Il Parma Calcio e i suoi calciatori (non mi occuperò in questo post dei dipendenti che ruotano attorno all’azienda) sono l’ultima (ultima?) tappa di una città che fa il paio con l’Italia. Dev’essere non facile precipitare dall’olimpo di chi fa un mestiere da figurine Panini a quello di chi subisce la figuraccia di amministratori, presidenti, funzionari e non vive più del gioco del calcio ma di un lavoro incerto. E’ una discesa precipitosa che non ha ancora esaurito la sua corsa (per esempio Giovanardi potrebbe avviare un’interrogazione parlamentare sulla natura dell’erba dello stadio Tardini, pensa che sfiga). Solo pochi mesi fa il calcio cittadino festeggiava i cento anni di vita, salvo poi scoprirsi mortale con un risveglio da incubo (per chi non è avvezzo a percepire quei mille euro lordi o a essere licenziato a cinquant’anni, intendiamoci).
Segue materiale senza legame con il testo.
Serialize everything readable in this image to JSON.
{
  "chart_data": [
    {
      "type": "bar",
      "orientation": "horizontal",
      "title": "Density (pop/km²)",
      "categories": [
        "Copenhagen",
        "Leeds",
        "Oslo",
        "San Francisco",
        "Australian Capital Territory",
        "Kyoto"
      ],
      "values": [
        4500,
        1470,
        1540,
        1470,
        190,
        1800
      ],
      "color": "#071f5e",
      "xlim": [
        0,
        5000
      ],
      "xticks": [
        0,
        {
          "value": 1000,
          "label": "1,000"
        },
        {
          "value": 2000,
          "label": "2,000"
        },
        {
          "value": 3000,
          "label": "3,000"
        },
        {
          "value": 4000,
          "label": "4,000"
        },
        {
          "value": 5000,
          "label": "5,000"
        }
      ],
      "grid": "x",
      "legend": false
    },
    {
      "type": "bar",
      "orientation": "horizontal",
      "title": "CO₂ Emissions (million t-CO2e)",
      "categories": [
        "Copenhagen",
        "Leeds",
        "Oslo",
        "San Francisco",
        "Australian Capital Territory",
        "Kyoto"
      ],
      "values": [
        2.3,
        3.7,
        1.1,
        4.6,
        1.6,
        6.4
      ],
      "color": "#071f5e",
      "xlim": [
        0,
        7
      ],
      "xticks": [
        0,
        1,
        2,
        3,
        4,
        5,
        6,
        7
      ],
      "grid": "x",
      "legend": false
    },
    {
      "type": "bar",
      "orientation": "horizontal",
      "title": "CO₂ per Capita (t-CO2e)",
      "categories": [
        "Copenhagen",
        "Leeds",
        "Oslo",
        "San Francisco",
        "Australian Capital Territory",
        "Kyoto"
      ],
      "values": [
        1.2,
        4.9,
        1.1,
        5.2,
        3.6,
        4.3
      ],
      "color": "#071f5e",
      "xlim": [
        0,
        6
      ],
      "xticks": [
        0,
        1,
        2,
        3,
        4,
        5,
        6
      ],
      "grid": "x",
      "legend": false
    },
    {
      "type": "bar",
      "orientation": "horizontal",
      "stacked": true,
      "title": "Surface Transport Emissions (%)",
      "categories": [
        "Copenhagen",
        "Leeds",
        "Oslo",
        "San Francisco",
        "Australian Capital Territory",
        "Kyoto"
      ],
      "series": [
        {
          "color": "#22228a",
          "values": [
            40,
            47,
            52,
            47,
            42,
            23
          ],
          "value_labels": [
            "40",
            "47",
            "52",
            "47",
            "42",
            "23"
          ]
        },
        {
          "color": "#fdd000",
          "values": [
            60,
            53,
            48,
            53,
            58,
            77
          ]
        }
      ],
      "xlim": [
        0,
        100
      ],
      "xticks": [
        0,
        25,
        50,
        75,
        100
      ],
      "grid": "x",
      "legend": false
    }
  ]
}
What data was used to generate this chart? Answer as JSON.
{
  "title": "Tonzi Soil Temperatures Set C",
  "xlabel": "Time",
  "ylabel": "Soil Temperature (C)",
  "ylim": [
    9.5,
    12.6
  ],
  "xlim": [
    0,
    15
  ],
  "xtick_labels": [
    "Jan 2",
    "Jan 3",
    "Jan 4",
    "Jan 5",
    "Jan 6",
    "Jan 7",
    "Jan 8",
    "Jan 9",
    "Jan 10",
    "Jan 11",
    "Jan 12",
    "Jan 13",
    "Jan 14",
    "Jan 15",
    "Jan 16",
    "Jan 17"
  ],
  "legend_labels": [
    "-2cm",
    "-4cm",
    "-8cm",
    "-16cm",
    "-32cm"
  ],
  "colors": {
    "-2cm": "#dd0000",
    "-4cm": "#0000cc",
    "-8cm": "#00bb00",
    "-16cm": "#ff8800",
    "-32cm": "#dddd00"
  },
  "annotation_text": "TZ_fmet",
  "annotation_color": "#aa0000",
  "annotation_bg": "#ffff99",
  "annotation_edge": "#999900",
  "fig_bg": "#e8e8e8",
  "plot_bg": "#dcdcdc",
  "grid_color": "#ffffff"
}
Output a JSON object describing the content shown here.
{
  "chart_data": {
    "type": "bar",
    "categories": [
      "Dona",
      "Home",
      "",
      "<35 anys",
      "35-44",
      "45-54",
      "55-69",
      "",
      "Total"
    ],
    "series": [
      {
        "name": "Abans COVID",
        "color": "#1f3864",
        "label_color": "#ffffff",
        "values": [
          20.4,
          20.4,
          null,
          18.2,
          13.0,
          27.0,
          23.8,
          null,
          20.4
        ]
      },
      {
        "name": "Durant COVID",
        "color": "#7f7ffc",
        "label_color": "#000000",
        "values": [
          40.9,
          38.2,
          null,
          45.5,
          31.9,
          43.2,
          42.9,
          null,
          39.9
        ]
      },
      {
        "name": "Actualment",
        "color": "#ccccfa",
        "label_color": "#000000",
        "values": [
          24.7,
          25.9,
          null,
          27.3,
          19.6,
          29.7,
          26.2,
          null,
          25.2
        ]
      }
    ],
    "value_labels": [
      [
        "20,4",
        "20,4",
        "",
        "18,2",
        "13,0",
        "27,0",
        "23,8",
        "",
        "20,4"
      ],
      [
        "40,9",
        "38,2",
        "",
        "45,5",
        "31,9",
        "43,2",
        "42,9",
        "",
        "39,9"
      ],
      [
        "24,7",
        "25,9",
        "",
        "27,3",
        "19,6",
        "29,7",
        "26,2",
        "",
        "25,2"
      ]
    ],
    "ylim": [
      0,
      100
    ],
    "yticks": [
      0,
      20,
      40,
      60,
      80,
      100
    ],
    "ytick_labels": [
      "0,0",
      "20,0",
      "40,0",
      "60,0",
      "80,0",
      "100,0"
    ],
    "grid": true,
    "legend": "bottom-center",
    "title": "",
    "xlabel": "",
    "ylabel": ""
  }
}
Eppure son convinto che questa storia possa diventare una grande storia, possa essere molto più che una partita di calcio, che questa squadra possa diventare metafora di vita e coraggio e il coraggio, Donadoni in testa, c’è. Loro malgrado questi ragazzi potrebbero scoprire, se avranno la forza, se sapranno non crollare sotto il peso di una responsabilità che non è da contratto, di essere un esempio per tutti (non certo per chi ha provocato tutto il marcio, a questi si deve solo galera), un esempio di orgoglio che riparte da una umiltà estinta da troppi anni.

A guardarla dalla tv la vita di un calciatore sembra un film, salvo somigliargli troppo e finire in tristezza come un qualunque Rocky Balboa (III) della Bassa che ritrova se stesso (e gli occhi della tigre) solo ripartendo da campetti spelacchiati, cortili di cemento, scarpe rotte eppur… Questa può diventare una storia bellissima, meglio ancora: un’occasione e riscattare di colpo la storia pessima degli ultimi anni sportivi di questo Paese. Sarà una discesa profonda e nemmeno di sicuro successo, ma laggiù potrebbe celarsi una speranza e credere che la sia… potrebbe dare coraggio a molti ragazzini che sognano di diventare campioni (e a molti adulti che hanno smesso di sognare). Buona fortuna a Roberto Donadoni e alla sua squadra, perché, malgrado tutto, uno scudetto così non è dato a tutti vincerlo.